= Samuel Gebo =

American businessman

Samuel Wilford Gebo (Americanization of the French “Gibeau”) (1862–1940) was an American entrepreneur influential in the early development of the U.S. state of Montana. Born in Canada in 1862, Gebo grew up near Ogdensburg, New York, and lived briefly in Minnesota before settling in Montana in the early 1890s.

Between 1895 and 1897, Sam Gebo's Clarks Fork Coal Company developed the Gebo Mine near present-day Fromberg (originally named Gebo) in Carbon County, Montana. In 1900 he and Butte businessman Henry Frank formed the Canadian American Coal and Coke Company and developed a lucrative coal mine at Frank, Alberta, Canada (the mine was damaged by the Frank Slide in 1903, but soon reopened and remained productive until 1918). After the death of Henry Frank in 1908, the Canadian American Coal and Coke Company was reorganized into the Canadian Consolidated Coal Company with Gebo as its managing director. Gebo also developed the Spring Creek Mine near Lewistown, Montana and the Owl Creek Coal Mine in Gebo, Wyoming. In 1910 Gebo purchased the Citizens’ Electric Company and the Spring Creek Power and Electric Company and merged them with the Lewistown Coal, Gas and Light Company.

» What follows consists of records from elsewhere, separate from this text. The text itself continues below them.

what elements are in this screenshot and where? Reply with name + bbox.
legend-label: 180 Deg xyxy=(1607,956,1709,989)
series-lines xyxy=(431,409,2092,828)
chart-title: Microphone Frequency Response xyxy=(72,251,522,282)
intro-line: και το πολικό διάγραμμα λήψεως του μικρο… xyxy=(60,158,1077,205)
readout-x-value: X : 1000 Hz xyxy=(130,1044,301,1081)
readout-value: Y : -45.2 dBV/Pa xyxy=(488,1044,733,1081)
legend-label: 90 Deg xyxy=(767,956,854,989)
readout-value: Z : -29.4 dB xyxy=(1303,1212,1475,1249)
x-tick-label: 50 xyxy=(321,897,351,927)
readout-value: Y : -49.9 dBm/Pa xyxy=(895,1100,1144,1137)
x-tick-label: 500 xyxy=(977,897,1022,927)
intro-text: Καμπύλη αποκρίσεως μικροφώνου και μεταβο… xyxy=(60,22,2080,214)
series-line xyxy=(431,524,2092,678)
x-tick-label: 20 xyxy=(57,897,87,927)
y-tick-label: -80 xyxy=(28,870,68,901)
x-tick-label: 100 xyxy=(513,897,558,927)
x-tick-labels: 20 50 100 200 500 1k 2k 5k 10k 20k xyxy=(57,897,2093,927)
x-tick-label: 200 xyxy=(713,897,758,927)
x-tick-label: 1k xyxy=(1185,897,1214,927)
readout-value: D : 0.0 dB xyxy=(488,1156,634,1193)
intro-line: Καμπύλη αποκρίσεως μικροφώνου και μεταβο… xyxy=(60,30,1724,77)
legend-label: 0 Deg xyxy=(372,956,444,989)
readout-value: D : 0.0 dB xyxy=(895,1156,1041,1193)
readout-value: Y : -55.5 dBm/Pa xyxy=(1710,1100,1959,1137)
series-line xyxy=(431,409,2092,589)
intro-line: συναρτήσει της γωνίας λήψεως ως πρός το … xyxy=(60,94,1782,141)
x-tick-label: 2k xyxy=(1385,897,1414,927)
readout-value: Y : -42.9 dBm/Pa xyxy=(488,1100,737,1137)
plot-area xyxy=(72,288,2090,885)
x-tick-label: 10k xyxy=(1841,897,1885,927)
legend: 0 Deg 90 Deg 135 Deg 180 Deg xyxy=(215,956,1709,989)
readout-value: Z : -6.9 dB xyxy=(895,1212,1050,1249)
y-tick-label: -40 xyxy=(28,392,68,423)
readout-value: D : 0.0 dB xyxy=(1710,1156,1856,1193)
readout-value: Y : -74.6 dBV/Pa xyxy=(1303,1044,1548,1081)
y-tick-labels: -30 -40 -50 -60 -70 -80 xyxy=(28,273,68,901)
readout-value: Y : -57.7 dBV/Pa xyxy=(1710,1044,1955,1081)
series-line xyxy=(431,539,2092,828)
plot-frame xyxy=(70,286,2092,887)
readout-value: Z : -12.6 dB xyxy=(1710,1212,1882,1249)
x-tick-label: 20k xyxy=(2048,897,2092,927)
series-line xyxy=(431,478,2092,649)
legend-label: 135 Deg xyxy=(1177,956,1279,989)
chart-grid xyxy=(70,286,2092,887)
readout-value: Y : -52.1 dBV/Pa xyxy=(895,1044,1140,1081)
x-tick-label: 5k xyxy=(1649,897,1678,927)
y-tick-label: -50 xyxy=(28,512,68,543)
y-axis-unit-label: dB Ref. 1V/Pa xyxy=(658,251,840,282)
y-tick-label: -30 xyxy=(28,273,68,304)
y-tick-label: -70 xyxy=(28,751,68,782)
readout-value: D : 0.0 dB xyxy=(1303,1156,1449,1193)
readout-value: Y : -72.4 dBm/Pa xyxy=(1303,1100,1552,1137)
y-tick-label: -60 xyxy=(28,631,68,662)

Gebo built the large Director's house in Frank in 1901, and also built a 300 acre ranch near Fromberg between 1904 and 1908. It included a large brick house and a 9,000 square foot barn (National Register of Historic Places #5000512; Jun 01, 2005). Under pressure from an indictment on federal land fraud charges in Wyoming, Gebo abruptly left for Guatemala (where he developed a marble quarry) in 1913, and his Fromberg ranch was put up for auction. Gebo retired to Seattle in 1927 with his second wife, and he died in 1940 at home from a gas-leak.